DR Congo to delay construction of link bridge to Brazzaville

Wednesday March 11 2020

A map showing the route from Democratic Republic of Congo's capital Kinshasa to The Republic of Congo's capital Brazzaville. The planned link bridge may no longer be a priority for the DR Congo. PHOTO | GOOGLE MAPS



The planned link bridge between Kinshasa and Brazzaville may no longer be a priority for the Democratic Republic of Congo (DRC), according to officials familiar with the project.

DRC Deputy Prime Minister and Minister of Planning, Ms Elysée Munembwe, announced on Tuesday the project may be delayed as the government focuses on other urgent matters.
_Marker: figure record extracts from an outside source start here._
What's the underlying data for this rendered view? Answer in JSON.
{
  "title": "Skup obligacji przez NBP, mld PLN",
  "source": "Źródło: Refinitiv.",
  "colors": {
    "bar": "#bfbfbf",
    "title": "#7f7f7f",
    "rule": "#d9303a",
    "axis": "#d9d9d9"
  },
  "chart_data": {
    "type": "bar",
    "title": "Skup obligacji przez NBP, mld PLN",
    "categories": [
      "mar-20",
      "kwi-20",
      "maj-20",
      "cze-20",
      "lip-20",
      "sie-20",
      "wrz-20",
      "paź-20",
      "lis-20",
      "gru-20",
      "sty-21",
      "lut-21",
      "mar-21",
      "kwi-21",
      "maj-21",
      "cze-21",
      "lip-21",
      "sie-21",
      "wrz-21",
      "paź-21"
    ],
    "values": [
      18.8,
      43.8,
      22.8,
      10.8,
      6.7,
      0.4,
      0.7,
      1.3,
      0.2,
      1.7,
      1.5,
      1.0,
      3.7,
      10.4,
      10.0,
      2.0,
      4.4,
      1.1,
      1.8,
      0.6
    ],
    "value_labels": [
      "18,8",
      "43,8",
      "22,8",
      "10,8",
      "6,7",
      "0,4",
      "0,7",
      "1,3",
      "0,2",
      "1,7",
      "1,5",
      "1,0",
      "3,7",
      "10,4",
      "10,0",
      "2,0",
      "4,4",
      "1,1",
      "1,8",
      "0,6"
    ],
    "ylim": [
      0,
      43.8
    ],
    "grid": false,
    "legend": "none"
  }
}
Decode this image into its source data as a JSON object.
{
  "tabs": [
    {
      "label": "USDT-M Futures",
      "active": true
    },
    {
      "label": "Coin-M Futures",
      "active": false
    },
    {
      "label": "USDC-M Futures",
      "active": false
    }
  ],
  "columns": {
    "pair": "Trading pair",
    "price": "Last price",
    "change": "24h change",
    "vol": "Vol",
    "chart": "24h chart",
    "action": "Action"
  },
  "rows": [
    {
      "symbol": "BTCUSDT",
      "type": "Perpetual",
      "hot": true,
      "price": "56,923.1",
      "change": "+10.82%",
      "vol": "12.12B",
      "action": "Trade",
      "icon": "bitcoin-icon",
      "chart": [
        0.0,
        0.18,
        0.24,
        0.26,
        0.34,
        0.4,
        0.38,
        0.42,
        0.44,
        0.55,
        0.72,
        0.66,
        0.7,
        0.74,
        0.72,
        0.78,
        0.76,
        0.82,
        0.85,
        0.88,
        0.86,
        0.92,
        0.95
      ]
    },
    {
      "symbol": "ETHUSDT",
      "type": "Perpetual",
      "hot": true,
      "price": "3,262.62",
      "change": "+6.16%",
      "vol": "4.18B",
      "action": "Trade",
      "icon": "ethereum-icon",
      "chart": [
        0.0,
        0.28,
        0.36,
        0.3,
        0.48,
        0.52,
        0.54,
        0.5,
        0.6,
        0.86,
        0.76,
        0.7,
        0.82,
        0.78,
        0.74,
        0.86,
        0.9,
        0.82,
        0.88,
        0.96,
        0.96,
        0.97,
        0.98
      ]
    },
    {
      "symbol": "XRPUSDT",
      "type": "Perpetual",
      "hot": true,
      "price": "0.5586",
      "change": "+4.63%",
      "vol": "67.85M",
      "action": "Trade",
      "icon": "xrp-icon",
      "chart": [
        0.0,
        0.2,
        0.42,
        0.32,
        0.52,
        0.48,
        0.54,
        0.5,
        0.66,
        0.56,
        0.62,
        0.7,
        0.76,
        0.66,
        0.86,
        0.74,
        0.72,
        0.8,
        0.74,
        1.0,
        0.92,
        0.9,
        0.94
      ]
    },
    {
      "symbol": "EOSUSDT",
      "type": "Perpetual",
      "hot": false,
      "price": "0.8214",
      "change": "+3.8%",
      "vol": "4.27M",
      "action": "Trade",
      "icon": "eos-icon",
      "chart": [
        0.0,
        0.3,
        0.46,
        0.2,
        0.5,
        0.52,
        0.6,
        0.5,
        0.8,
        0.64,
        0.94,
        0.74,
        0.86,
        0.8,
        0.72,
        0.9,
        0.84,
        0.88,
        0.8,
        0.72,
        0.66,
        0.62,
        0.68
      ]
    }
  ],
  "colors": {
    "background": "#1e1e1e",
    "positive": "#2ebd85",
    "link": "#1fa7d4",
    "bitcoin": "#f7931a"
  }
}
The revelations came even after feasibility studies were already completed and the work on the 1,757 metres-long road-and-rail bridge was scheduled to begin in August.

The project was to be undertaken with funding from the African Development Bank with which an agreement in principle had already been reached.

AfDB President Akinwumi Adesina confirmed earlier that the lender would finance the works.


The Republic of Congo (capital city Brazzaville), which shares the Congo River with the DRC (capital city Kinshasa) had also said it was amenable to the project, which would have eased traffic movement between the two cities.

On the DRC side, there was initial local resistance to the project, especially in the province of Kongo Central, whose local community saw the bridge in Kinshasa as a competing economic venture to a planned deep port in their locality.

On Tuesday, the DRC officials said there were certain “economic interests” to think of in implementing the project.

The officials said the bridge would bring people closer, but the country was first considering building a deep-water port in Banana and its road and rail links to Matadi.

Other projects given priority include the rehabilitation of the Matadi-Kinshasa railway line; the modernisation of the port of Matadi; and the construction of the Kinshasa-Ilebo railway line.

Kinshasa aims to attract financial inflows by building the deep-water port in Banana, in Kongo Central.